Each of them depicts a different reincarnation of the same being: as a young aristocrat in 1912, as a
political fanatic in the 1930s, as a Thai princess before the end of WWII, and as an evil young orphan in
the 1960s. Taken together the novels are a clear indication of Mishima’s increasing obsession with blood,
death, and suicide, his interest in self-destructive personalities, and his rejection of the sterility of modern
life.
 The Setting Sun by Ozamu is a tragic, vividly painted story of life in postwar Japan. The narrator is
Kazuko, a young woman born to gentility but now impoverished. Though she wears Western clothes, her
outlook is Japanese; her life is static, and she recognizes that she is spiritually empty. In the course of the
novel, she survives the deaths of her aristocratic mother and her sensitive, drug addicted brother Naoji, an
intellectual ravage by his own and society’s spiritual failures.

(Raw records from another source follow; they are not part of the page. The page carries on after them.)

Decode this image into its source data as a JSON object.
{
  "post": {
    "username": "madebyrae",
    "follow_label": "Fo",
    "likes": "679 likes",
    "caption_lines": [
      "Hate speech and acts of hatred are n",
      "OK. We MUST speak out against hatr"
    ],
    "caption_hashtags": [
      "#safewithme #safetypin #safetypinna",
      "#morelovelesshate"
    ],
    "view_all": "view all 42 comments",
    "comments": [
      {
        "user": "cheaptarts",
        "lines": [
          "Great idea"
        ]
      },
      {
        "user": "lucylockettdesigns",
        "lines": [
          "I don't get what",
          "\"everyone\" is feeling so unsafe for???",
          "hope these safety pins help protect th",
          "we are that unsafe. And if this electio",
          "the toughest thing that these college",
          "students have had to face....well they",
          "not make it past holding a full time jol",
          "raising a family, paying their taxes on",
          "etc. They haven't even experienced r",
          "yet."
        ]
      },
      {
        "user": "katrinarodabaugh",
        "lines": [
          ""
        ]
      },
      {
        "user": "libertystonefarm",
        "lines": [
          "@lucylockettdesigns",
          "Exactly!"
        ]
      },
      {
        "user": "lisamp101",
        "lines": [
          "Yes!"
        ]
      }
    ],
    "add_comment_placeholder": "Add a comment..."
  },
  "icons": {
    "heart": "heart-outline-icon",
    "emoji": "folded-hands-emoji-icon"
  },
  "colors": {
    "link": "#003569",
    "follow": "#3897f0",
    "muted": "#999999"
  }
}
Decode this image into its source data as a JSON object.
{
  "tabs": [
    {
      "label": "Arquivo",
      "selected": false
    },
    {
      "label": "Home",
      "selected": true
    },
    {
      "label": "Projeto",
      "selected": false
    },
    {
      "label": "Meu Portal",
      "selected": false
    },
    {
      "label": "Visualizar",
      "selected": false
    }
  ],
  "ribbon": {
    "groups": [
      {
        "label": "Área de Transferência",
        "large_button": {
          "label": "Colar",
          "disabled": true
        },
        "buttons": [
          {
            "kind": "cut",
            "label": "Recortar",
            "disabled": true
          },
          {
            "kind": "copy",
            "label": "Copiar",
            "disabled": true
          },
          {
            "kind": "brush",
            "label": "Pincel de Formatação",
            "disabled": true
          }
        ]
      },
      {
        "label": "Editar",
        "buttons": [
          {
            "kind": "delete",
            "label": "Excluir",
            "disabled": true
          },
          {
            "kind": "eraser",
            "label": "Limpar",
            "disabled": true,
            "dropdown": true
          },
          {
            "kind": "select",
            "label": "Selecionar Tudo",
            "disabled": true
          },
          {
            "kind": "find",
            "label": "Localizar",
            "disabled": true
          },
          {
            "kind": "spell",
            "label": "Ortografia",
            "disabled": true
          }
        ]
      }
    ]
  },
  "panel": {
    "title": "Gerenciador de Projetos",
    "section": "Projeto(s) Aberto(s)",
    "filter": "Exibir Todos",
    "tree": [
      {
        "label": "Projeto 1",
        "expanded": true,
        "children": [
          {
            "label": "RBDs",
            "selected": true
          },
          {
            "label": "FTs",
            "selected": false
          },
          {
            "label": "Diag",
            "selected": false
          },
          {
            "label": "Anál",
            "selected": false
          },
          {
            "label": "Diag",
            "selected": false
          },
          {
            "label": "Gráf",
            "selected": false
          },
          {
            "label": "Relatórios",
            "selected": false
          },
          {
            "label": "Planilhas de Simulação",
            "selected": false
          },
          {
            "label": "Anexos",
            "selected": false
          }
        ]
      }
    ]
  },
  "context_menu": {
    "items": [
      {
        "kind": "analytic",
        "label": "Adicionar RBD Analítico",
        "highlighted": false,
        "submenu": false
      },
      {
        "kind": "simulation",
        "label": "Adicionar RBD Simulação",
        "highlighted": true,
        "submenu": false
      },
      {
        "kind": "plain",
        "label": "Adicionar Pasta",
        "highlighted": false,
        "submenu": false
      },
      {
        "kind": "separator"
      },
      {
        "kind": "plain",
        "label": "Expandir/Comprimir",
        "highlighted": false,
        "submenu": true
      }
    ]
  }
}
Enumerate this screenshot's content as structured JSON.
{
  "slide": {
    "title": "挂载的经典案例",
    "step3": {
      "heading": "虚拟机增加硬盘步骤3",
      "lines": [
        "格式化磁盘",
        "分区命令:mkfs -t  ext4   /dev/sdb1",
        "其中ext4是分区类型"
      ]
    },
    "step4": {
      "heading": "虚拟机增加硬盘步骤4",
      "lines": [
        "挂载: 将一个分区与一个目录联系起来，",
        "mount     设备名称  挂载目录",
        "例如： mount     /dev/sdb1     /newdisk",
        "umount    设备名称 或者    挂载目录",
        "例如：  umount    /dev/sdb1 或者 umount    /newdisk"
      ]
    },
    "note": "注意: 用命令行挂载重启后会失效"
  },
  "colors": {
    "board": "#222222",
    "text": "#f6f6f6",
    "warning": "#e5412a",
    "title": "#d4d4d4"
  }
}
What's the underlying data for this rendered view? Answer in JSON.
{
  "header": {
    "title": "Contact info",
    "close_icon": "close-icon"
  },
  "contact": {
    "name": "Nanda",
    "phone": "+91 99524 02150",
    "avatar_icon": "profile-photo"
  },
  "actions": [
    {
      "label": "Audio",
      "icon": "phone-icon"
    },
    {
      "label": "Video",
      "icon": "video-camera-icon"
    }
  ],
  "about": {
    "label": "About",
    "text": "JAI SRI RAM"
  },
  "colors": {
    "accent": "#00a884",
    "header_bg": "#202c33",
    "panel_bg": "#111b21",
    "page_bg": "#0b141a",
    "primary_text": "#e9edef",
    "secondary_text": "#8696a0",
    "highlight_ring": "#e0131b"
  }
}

She also spends a sad, sordid night with the
writer Uehara, and she conceives a child in the hope that it will be the first step in a moral revolution.
 In the Grove by Akutagawa is the author’s most famous story made into the film Rashomon. The story
asks these questions: What is the truth? Who tells the truth? How is the truth falsified? Six narrators tell
their own testimonies about the death of a husband and the violation of his wife in the woods. The
narrators include a woodcutter, a monk, an old woman, the mother-in-law of the slain man, the wife, and
finally, the dead man whose story is spoken through the mouth of a shamaness. Akutagawa’s ability to
blend a feudal setting with deep psychological insights gives this story an ageless quality.
 The Wild Geese by Oagi is a melodramatic novel set in Tokyo at the threshold of the 20th century. The
novel explores the blighted life of Otama, daughter of a cake vendor. Because of extreme poverty, she
becomes the mistress of a policeman, and later on of a money-lender, Shazo. In her desire to rise from the
pitfall of shame and deprivation, she tries to befriend Okada, a medical student who she greets every day
by the window as he passes by on his way to the campus. She is disillusioned however, as Okada, in the
end, prepares for further medical studies in Germany. Ogai’s novel follows the traditio of the watakushi-
shosetsu or the confessional I- novel where the storyteller is the main character.
 The Buddha Tree by Fumio alludes to the awakening of Buddha under the bo tree when he gets
enlightened after fasting 40 days and nights. Similarly, the hero of the novel, Soshu, attains self-
illumination after freeing himself from the way of all flesh. The author was inspired by personal tragedies
that befell their family and this novel makes him transcend his personal agony into artistic achievement.